Akan tetapi, kalau kita mengamati dengan saksama metode-metode yang mereka pakai itu, kita akan dapati bahwa semua metode tersebut tidak bersumber dari al-Qur’an dan as-Sunnah, tetapi hanya bersumber dari pertimbangan akal dan perasaan, atau ciptaan pimpinan-pimpinan kelompok mereka, bahkan hanya berdasarkan khayalan atau mimpi yang kemudian mereka namakan dengan mukasyafah (tersingkapnya tabir).([8]) Inilah sebab utama yang menjadikan setan mampu menyesatkan mereka dengan sejauh-jauhnya dari jalan yang benar, karena berpalingnya mereka dari petunjuk Allah dalam al-Qur’an dan as-Sunnah. Sehingga dengan manerapkan metode-metode mereka tersebut, seseorang tidak akan dapat mencapai kesucian jiwa dan kebersihan hati yang sebenarnya. Bahkan justru sebaliknya, hati orang tersebut akan semakin jauh dari Allah, karena mereka telah mengikuti jalan-jalan setan. “Barangsiapa yang berpaling dari dalil (al-Qur’an dan Sunnah) maka jalannya akan tersesat.”([9])
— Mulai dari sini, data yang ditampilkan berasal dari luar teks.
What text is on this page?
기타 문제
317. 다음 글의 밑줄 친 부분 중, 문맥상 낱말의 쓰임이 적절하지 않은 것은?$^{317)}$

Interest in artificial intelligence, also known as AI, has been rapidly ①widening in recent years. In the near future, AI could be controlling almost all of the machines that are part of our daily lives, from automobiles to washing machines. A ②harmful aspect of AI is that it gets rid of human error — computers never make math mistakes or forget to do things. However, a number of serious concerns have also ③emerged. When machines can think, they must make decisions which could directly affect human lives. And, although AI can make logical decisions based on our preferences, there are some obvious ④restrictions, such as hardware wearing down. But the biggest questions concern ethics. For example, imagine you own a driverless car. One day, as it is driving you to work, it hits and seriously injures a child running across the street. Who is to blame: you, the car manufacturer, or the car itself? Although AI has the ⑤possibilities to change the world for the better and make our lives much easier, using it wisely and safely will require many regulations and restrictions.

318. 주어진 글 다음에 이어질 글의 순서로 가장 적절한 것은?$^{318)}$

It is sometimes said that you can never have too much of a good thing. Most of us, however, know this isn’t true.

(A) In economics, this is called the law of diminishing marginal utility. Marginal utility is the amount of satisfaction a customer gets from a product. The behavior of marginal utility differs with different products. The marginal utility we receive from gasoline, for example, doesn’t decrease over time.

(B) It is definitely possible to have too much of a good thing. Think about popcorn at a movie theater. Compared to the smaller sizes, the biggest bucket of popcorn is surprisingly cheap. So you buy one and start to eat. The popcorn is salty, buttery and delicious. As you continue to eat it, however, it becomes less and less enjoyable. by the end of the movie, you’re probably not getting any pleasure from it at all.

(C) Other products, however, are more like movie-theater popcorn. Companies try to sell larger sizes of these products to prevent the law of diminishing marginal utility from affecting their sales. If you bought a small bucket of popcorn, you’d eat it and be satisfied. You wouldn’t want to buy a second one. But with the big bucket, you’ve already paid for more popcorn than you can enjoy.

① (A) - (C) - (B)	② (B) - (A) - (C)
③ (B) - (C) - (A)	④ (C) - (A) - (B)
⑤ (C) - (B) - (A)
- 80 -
Imam Ibnul Qayyim mengatakan, “Termasuk tipu daya setan, adalah apa yang dilontarkannya kepada orang-orang ahli tasawuf yang bodoh, berupa asy syathahat (ucapan-ucapan dari bawah alam sadar/ igauan) dan penyimpangan besar, yang ditampakkannya kepada mereka sebagai bentuk mukasyafah (tersingkapnya tabir hakikat) dari khayalan-khayalan. Maka setan (dapat leluasa) menjerumuskan mereka dalam berbagai macam kerusakan dan kebohongan, serta membukakan bagi mereka pintu pengakuan-pengakuan (dusta) yang sangat besar. Setan membisikkan kepada mereka, bahwa sesungguhnya di luar ilmu (syariat yang bersumber dari al-Qur’an dan as-Sunnah) ada sebuah jalan (lain), yang jika mereka menempuhnya maka jalan itu akan membawa mereka kepada tersingkapnya (hakikat dari segala sesuatu) secara jelas dan membuat mereka tidak butuh lagi untuk terikat dengan (hukum dalam) al-Qur’an serta as-Sunnah (?!!)… Maka ketika (mereka menempuh jalan yang) jauh dari bimbingan ilmu yang dibawa Rasulullah Shallallahu ‘alaihi was salam, setan pun menampakkan kepada mereka berbagai macam kesesatan sesuai dengan keadaan mereka, dan membisikkan khayalan-khayalan ke (dalam) jiwa mereka, kemudian menjadikan khayalan-khayalan tersebut seperti benar-benar nyata sebagai penyingkapan (hakikat dari segala sesuatu) secara jelas…(?!!)”([10])
Senada dengan ucapan di atas, Imam Ibnul Jauzi ketika menjelaskan perangkap setan dalam menjerumuskan orang-orang tasawuf, beliau berkata, “Ketahuilah, bahwa sesungguhnya awal mula talbis (pengkaburan/perangkap) Iblis untuk (menjerumuskan) manusia (ke dalam kesesatan) adalah (dengan) menghalangi (memalingkan) mereka dari ilmu (agama) yang bersumber dari al-Qur’an dan as-Sunnah), karena ilmu (agama) itu adalah cahaya (yang menerangi hati), maka jika Iblis telah (berhasil) memadamkan lampu-lampu cahaya mereka, dia akan (mampu) mengombang-ambingkan dan menyesatkan mereka dalam kegelapan (kesesatan) sesuai dengan keinginannya.”([11])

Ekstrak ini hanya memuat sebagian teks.